Staff associate at the Institute for Global Health and Development at Queen Margaret University, Edinburgh, James Buchan says that employers should consider options such as flexible retirement to encourage nurses to stay in the profession longer, and to share their experience and knowledge.

‘There are areas of the profession with older age profiles, most noticeably those in the community and care homes, where the impact of retirement will hit first and biggest,’ he explains.

RCN senior employment relations adviser Gerry O’Dwyer suggests that one explanation for the surge in retirement applications is that several doctors with large pensions may be choosing to retire due to a change in tax law, which has cut the amount that can be saved with tax relief.


Percentage of nursing and midwifery workforce aged over 50 

One new approach to increase numbers of registered nurses is the new nursing apprenticeship, with the first courses set to start later this year. Apprentices will allow people to work as paid healthcare assistants (HCAs) while they study for at least four years.

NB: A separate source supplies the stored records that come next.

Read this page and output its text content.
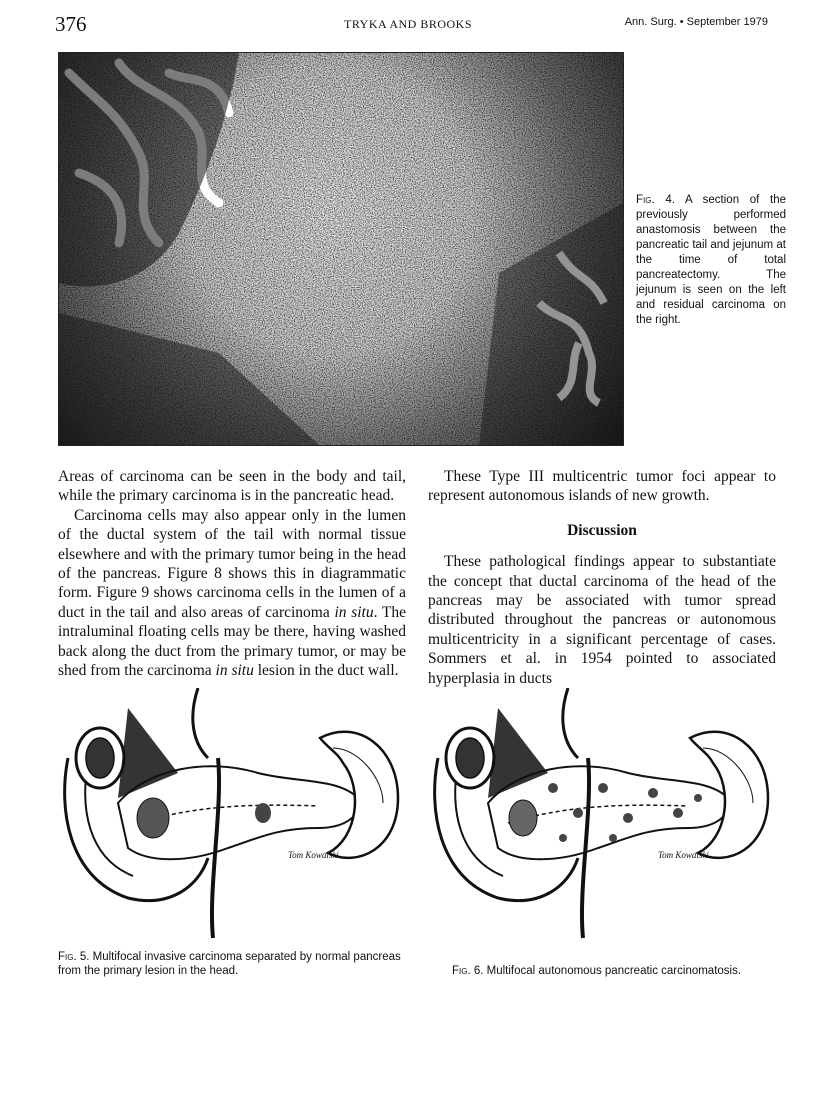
376	TRYKA AND BROOKS	Ann. Surg. • September 1979
Fig. 4. A section of the previously performed anastomosis between the pancreatic tail and jejunum at the time of total pancreatectomy. The jejunum is seen on the left and residual carcinoma on the right.

Areas of carcinoma can be seen in the body and tail, while the primary carcinoma is in the pancreatic head.

Carcinoma cells may also appear only in the lumen of the ductal system of the tail with normal tissue elsewhere and with the primary tumor being in the head of the pancreas. Figure 8 shows this in diagrammatic form. Figure 9 shows carcinoma cells in the lumen of a duct in the tail and also areas of carcinoma in situ. The intraluminal floating cells may be there, having washed back along the duct from the primary tumor, or may be shed from the carcinoma in situ lesion in the duct wall.

These Type III multicentric tumor foci appear to represent autonomous islands of new growth.

Discussion

These pathological findings appear to substantiate the concept that ductal carcinoma of the head of the pancreas may be associated with tumor spread distributed throughout the pancreas or autonomous multicentricity in a significant percentage of cases. Sommers et al. in 1954 pointed to associated hyperplasia in ducts

Tom Kowalski	Tom Kowalski
Fig. 5. Multifocal invasive carcinoma separated by normal pancreas from the primary lesion in the head.	Fig. 6. Multifocal autonomous pancreatic carcinomatosis.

While many details remain unclear, the first apprentices are expected to start work in September 2017.

Some academics have criticised the plan, with King’s College London professor of nursing policy Anne Marie Rafferty describing apprenticeships as a way to exploit nursing students by using them to staff services.

However, others, including staff at the RCN, point out that new routes into nursing are needed, especially as the bursary has been scrapped in England.

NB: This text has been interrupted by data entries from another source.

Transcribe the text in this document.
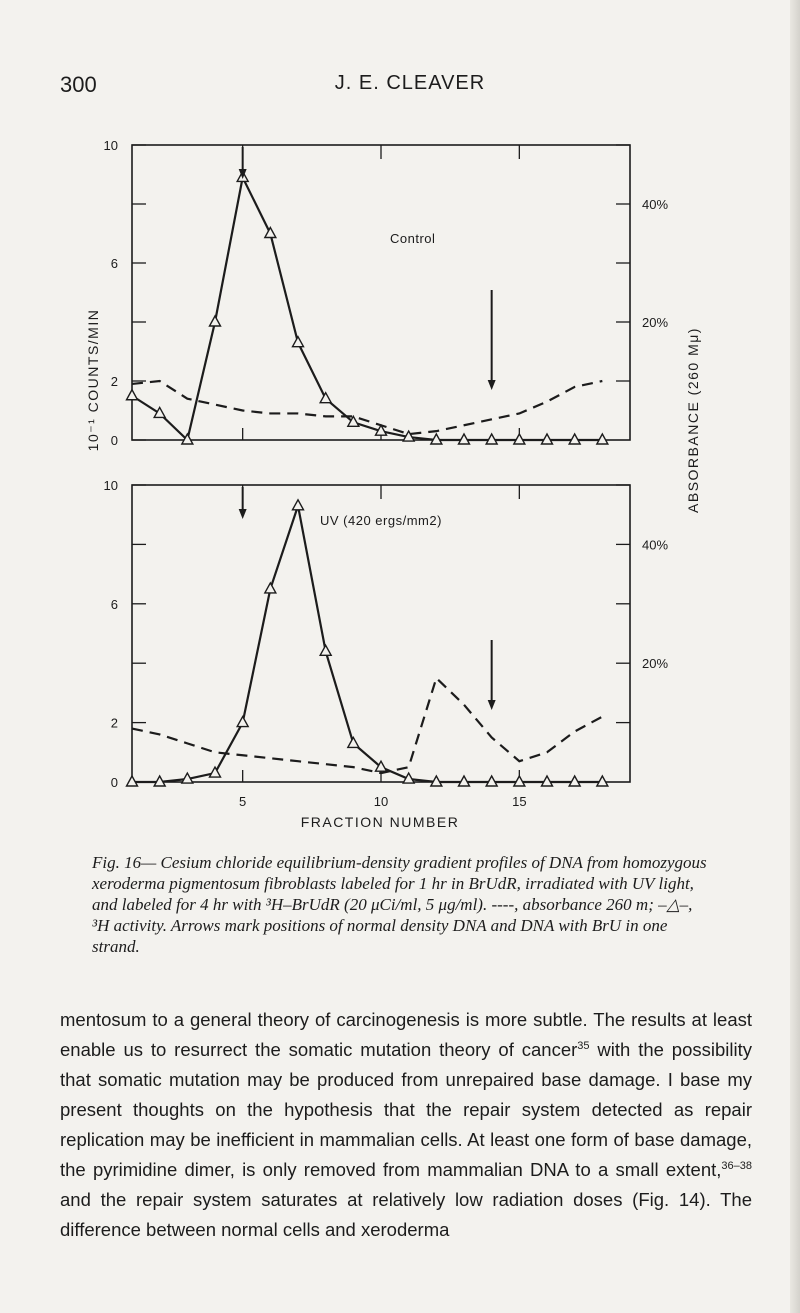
300	J. E. CLEAVER
10
6
2
0
40%
20%
Control
10
6
2
0
40%
20%
UV (420 ergs/mm2)
5	10	15
10⁻¹ COUNTS/MIN	ABSORBANCE (260 Mμ)
FRACTION NUMBER
Fig. 16— Cesium chloride equilibrium-density gradient profiles of DNA from homozygous xeroderma pigmentosum fibroblasts labeled for 1 hr in BrUdR, irradiated with UV light, and labeled for 4 hr with ³H–BrUdR (20 μCi/ml, 5 μg/ml). ----, absorbance 260 m; –△–, ³H activity. Arrows mark positions of normal density DNA and DNA with BrU in one strand.

mentosum to a general theory of carcinogenesis is more subtle. The results at least enable us to resurrect the somatic mutation theory of cancer$^{35}$ with the possibility that somatic mutation may be produced from unrepaired base damage. I base my present thoughts on the hypothesis that the repair system detected as repair replication may be inefficient in mammalian cells. At least one form of base damage, the pyrimidine dimer, is only removed from mammalian DNA to a small extent,$^{36-38}$ and the repair system saturates at relatively low radiation doses (Fig. 14). The difference between normal cells and xeroderma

University of Derby head of prequalifying healthcare Denise Baker, who will be providing an apprenticeship course, expects that apprentices will spend one or two days a week working as HCAs, and the rest in education.  

She says there has been huge interest from local employers since health secretary Jeremy Hunt announced the apprenticeship in November.

‘In the East Midlands, we are struggling with recruitment and have about 250 nursing vacancies,’ she says. ‘We are not alone in this and have to think about doing things differently.

‘For local trusts, the option to grow your own and to support people who are talented and loyal in your workforce is highly attractive. It is a time of fantastic opportunity for support workers.’


Number of nursing associates training this year

Another new development that could affect nursing managers and their staff this year is the launch of nursing associates, who are also being given work-based training opportunities.

The first cohort of 1,000 nursing associates, intended to bridge the gap between HCAs and registered nurses, were due to begin their training by the end of last month.

Jane Cummings

Chief nursing officer for England Jane Cummings says that the new hands-on role is a good move for nurses.

‘The new role also has clear benefits for registered nurses, providing additional support and releasing time to give the assessment and care they are trained to provide, as well as undertake more advanced tasks,’ Professor Cummings says.